The article in question is entitled “Technology Against Constitution,” which is a philosophical tract on the relationship between Technology and the Military-Industrial Complex. It is a notable topic because one of the less explored themes surrounding Jünger’s earlier pre-1945 works concerns Technology’s role in the destruction of old orders, values and norms, allowing anyone to introduce newer ones. To use Storm of Steel as the earliest template, when the concept of warfare became “modern” during World War I, war itself was perverted into something horrific, dehumanizing, and rational. So-called “modern warfare” had upended old notions of war as characterized by tales of heroism, adventure, of self-expressing higher virtues through sheer adversity and testing the resolve or the “destiny of nations.” I believe it was Hannah Arendt who had arrived at similar conclusions in one of her works, although she was not referring specifically to Jünger and his wartime experiences.

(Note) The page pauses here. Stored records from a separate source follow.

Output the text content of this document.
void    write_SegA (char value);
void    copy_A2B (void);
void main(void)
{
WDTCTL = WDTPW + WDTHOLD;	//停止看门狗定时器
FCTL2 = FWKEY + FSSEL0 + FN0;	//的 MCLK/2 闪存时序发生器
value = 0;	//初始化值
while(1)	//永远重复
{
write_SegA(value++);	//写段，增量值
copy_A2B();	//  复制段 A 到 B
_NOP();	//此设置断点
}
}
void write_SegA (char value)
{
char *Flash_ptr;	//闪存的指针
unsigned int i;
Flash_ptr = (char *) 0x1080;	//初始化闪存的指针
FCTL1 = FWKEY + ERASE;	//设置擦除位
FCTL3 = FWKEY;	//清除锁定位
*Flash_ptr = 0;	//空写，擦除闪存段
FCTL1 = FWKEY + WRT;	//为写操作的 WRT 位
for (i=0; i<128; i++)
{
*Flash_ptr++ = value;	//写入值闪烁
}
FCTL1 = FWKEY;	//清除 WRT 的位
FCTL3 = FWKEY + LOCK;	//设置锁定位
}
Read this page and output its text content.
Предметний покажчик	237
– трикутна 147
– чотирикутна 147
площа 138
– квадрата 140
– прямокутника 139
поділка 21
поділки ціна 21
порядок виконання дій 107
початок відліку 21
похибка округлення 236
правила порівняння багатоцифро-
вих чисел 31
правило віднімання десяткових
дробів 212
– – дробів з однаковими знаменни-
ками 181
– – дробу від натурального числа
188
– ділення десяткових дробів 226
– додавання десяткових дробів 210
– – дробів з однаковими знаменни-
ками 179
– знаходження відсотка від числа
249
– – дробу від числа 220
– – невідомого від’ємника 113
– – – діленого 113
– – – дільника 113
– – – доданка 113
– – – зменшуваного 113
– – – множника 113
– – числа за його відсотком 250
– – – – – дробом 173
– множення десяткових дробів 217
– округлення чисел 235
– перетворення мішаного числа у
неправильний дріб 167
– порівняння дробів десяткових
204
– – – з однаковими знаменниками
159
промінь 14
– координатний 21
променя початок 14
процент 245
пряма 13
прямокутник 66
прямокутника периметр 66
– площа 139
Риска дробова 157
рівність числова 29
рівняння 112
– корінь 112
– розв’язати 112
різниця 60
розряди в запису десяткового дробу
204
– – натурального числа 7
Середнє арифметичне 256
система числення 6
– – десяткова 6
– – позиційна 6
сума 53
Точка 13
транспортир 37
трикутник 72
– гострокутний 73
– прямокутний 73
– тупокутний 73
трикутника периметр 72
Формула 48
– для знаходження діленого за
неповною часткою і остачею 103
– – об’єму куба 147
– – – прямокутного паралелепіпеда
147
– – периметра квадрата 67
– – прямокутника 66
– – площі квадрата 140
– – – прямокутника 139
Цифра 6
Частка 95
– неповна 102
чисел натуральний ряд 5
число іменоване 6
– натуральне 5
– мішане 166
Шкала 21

Regardless, the article does allude to the idea that a nation’s destiny could be forever altered through technological means and technologies developed under wartime conditions can be demilitarized for mundane, everyday civilian applications. There is a metaphorical discussion being made, albeit one couched in references to Ancient Sparta and Athens, about the need for Technology to conform with the values and norms of the Totality and State that it ultimately affects. This applies more so in the context of those which originated from their Military-Industrial Complex.